Plus de cent ans après l’armistice de 1918, Macron veut prolonger l’exaltation des aventures impérialistes. Il a inauguré, le lundi 11 novembre à Paris, un monument aux morts pour la France en « opérations extérieures » (OPEX dans le langage militaire), saluant le sacrifice d’une nouvelle « cohorte héroïque » de l’histoire nationale. Le projet d’un tel monument était né en 2011 sous Sarkozy, a été poursuivi par Hollande et se concrétise sous Macron, belle continuité d’une 5e République née d’un coup d’État militaire à Alger, une époque où pour « nos » dirigeants, « l’Algérie, c’est la France ».
Non content de célébrer les morts (nous ne portons aucun jugement sur ces destins tragiques : aujourd’hui les motifs d’un engagement dans l’armée peuvent renvoyer à des motifs divers et, notamment, à la galère de petits boulots ou du chômage), Macron n’a pu se retenir de glorifier son propre rôle : « Je sais les conséquences opérationnelles, humaines, familiales, des décisions d’intervention et des ordres d’engagement que je suis amené à prendre pour le bien de la nation […]. Le chef de l’État vit avec cette part de tragique que renferme en puissance chacune de ses décisions ».
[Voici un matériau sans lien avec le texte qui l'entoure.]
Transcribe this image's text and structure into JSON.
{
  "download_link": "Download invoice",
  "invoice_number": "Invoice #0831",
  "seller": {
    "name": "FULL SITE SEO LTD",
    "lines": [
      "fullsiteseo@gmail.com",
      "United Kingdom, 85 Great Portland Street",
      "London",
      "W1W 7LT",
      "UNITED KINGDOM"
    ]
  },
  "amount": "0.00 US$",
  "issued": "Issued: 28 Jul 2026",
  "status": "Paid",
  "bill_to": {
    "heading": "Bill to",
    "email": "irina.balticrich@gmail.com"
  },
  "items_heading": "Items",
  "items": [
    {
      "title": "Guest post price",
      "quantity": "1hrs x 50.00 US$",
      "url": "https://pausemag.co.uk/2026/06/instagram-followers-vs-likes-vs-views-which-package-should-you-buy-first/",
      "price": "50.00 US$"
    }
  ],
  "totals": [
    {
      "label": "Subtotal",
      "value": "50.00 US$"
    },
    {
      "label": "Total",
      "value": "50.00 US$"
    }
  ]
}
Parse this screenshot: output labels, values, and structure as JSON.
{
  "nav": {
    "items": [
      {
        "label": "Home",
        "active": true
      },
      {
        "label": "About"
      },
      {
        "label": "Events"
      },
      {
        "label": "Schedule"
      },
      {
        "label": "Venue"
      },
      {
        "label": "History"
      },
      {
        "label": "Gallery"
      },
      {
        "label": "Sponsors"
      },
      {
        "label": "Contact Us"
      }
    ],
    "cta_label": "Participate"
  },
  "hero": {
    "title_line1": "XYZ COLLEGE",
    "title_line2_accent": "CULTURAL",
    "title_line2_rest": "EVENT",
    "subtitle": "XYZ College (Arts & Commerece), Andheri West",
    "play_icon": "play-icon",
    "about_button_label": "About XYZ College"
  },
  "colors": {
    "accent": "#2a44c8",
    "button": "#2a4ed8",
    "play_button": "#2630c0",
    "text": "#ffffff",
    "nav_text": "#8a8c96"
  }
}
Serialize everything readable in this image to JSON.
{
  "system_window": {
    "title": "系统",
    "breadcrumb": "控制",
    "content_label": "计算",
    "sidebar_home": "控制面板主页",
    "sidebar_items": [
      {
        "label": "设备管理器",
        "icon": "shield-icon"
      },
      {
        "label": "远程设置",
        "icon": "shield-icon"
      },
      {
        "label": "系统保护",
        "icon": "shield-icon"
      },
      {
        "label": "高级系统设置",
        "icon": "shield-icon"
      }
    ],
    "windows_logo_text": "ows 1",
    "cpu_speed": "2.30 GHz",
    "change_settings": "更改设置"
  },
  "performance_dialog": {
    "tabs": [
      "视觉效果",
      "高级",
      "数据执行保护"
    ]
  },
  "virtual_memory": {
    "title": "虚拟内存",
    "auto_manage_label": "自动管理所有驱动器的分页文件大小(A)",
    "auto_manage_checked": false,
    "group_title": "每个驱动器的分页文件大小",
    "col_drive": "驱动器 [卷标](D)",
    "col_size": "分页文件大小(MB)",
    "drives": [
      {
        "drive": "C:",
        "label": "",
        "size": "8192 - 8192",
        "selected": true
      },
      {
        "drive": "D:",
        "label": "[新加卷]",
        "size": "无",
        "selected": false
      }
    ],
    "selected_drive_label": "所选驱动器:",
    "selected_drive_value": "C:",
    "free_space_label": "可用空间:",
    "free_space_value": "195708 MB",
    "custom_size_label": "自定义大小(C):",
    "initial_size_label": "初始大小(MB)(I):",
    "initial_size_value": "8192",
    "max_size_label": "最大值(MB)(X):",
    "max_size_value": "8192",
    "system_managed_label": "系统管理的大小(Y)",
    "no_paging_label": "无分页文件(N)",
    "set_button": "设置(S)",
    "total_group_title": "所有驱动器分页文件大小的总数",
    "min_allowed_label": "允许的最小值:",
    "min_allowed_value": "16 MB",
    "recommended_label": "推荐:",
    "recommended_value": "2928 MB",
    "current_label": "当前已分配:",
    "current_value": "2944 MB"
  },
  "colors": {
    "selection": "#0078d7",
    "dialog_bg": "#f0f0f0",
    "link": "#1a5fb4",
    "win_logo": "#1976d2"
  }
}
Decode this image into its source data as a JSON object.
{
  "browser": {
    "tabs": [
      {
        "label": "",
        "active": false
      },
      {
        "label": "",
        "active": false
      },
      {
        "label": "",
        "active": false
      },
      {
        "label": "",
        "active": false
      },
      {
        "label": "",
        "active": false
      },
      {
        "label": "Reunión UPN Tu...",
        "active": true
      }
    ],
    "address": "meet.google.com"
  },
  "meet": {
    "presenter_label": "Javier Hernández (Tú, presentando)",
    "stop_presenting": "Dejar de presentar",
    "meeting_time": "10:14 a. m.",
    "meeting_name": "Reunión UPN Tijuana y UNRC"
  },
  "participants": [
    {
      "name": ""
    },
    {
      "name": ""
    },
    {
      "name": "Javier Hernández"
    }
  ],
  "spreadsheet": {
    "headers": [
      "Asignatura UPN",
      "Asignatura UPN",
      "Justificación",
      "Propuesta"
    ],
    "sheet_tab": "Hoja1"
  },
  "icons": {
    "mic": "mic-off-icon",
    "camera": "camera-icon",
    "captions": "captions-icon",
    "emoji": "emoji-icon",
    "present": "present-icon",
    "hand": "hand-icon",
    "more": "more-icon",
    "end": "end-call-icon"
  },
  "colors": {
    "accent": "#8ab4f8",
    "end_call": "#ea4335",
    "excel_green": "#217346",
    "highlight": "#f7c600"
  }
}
Dans le régime tel qu’il fonctionne, c’est en effet le président qui décide dans la plupart des cas d’envoyer des militaires à travers le monde. Le Parlement est au mieux informé et débat sans vote : situation exorbitante même par rapport aux principes de la démocratie bourgeoise.
Ces soldats sont-ils « morts pour la France » ? Ils sont morts en obéissant aux ordres des gouvernements français ; mais obéissant à ces ordres, qui servaient-ils ? Ce qu’on appelle « territoires extérieurs » appartiennent à d’autres pays : ce sont des territoires étrangers ! La question qu’il faut poser est : pourquoi les gouvernements français maintiennent-ils des troupes françaises à l’étranger ? Pour mener quelles politiques, pour protéger quels intérêts ?
« Celui qui meurt pour la France ne meurt pas en vain », a aussi déclaré Macron. « On croit mourir pour la patrie ; on meurt pour des industriels » écrivait par contre à juste titre Anatole France (prix Nobel de littérature en 1921) dans l’Humanité du 18 juillet 1922, après la grande boucherie de la Première Guerre mondiale.